Recommendation Recommendations

Frustrated by the many students who make the same missteps my colleague Professor Rachel Spooner penned a terrific short memo about seeking written letters of recommendation.  She gave me permission to use it; I’ve excerpted the portions that resonate most with me (which is 90% of it).

For several years I have been spending a significant percentage of my time writing letters of recommendation for my students, current and former. I am happy to do so; my students work hard and I am happy to acknowledge their strengths, and I realize I wouldn’t be where I am without several busy people taking time to write letters for me, so I feel I obligated to do the same. Because I take the time to know my students, in most cases it is easy for me to write a letter expressing a personal view of the student. Occasionally, though, the circumstances present a real challenge. I do the best I can, but the best letters are those that reflect anecdotes and personal details that don’t come through on a transcript. The following is a list of my suggestions on how to get good, personal, and detailed letters of recommendation written for you, whether it is by me or another professor or professional contact.

  • Let me get to know you. Simply showing up in class, doing well on exams, and writing good papers is not enough. Often I have “A” students that I barely know. All I can write is about is their performance on tests and papers, which is already conveyed to the Admissions Office/Employer in their transcripts. This is even worse if the student does not get an A. It is easy to let a professor get to know you: talk to see them in office hours, or ask them to meet over lunch or coffee. Some of my best letters have been written about a meaningful conversation I had with a student in office hours that had nothing to do with our course. You do not need an important question or topic to come see me.
  • Class participation is only the first step. One way I can start to get to know you is through strong class participation. It is not the only way, and it is not enough, but it is a start.
  • You don’t need an “A” to get a good letter.

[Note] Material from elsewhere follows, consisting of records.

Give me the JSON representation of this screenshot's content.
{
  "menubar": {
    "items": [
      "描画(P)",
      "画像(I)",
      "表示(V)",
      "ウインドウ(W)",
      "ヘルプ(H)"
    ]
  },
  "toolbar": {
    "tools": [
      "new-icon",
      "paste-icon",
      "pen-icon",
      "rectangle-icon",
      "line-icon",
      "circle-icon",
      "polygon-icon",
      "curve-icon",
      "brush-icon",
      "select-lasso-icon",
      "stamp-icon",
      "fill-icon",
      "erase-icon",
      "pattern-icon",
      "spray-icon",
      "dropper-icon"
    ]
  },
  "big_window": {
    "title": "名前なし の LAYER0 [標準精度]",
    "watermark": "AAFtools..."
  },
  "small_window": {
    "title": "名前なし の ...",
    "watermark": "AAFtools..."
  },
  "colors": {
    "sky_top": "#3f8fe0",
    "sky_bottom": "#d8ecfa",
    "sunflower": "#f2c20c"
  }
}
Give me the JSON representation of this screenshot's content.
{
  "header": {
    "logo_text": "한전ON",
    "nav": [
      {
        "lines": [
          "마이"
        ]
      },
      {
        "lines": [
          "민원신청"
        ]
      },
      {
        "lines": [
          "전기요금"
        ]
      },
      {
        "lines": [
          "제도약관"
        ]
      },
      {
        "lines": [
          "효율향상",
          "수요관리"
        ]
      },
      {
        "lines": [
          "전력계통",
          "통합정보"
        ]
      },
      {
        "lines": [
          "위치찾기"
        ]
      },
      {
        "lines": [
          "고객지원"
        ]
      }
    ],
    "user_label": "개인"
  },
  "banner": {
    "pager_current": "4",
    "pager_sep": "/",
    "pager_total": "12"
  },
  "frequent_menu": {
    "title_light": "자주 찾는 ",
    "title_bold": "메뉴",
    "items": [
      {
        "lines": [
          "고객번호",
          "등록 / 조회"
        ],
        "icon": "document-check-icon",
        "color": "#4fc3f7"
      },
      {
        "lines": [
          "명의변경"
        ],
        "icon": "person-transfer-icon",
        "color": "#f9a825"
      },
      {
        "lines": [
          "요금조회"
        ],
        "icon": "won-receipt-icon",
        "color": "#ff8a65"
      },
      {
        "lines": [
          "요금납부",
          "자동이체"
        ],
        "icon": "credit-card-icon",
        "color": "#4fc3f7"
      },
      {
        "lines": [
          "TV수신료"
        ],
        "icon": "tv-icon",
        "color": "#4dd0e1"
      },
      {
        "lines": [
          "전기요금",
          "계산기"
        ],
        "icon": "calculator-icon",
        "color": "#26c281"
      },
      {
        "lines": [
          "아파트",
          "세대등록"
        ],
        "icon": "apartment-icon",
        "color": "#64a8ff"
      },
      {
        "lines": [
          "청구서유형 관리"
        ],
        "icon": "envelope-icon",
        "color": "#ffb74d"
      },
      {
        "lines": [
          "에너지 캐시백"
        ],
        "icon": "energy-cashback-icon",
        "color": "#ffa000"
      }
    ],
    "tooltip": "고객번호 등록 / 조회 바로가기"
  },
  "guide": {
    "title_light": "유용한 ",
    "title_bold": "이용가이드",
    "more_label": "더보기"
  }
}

Some of my favorite students received average grades in my course. But because I got to know them outside of class, I could appreciate all their strengths, and write meaningful letters. I include this point so you don’t think all we care about is grades, and to reinforce how important it is to get to know your recommender.
  • Provide ample notice. Writing letters isn’t our only job.
  • Keep in touch. Even if I knew you well when you were in my class, if you come to me years later, and I haven’t spoken to you since, it will be challenging to remember the type of personal details that make a good letter. Stop by office hours, meet me for coffee, send an email once in a while.
  • Let me know the results. It is frustrating to write letters of recommendation and never hear from them again. I want to know where you got in, and what your plans are. If I didn’t care, I wouldn’t write the letter. A simple email, or postcard from your study abroad program would suffice.

2 thoughts on “Recommendation Recommendations”

  1. Thank you for posting this Professor Randall (and thanks to Professor Spooner). I am actually in the middle of my application process for a summer abroad program so it was helpful to see this when I pulled up your blog!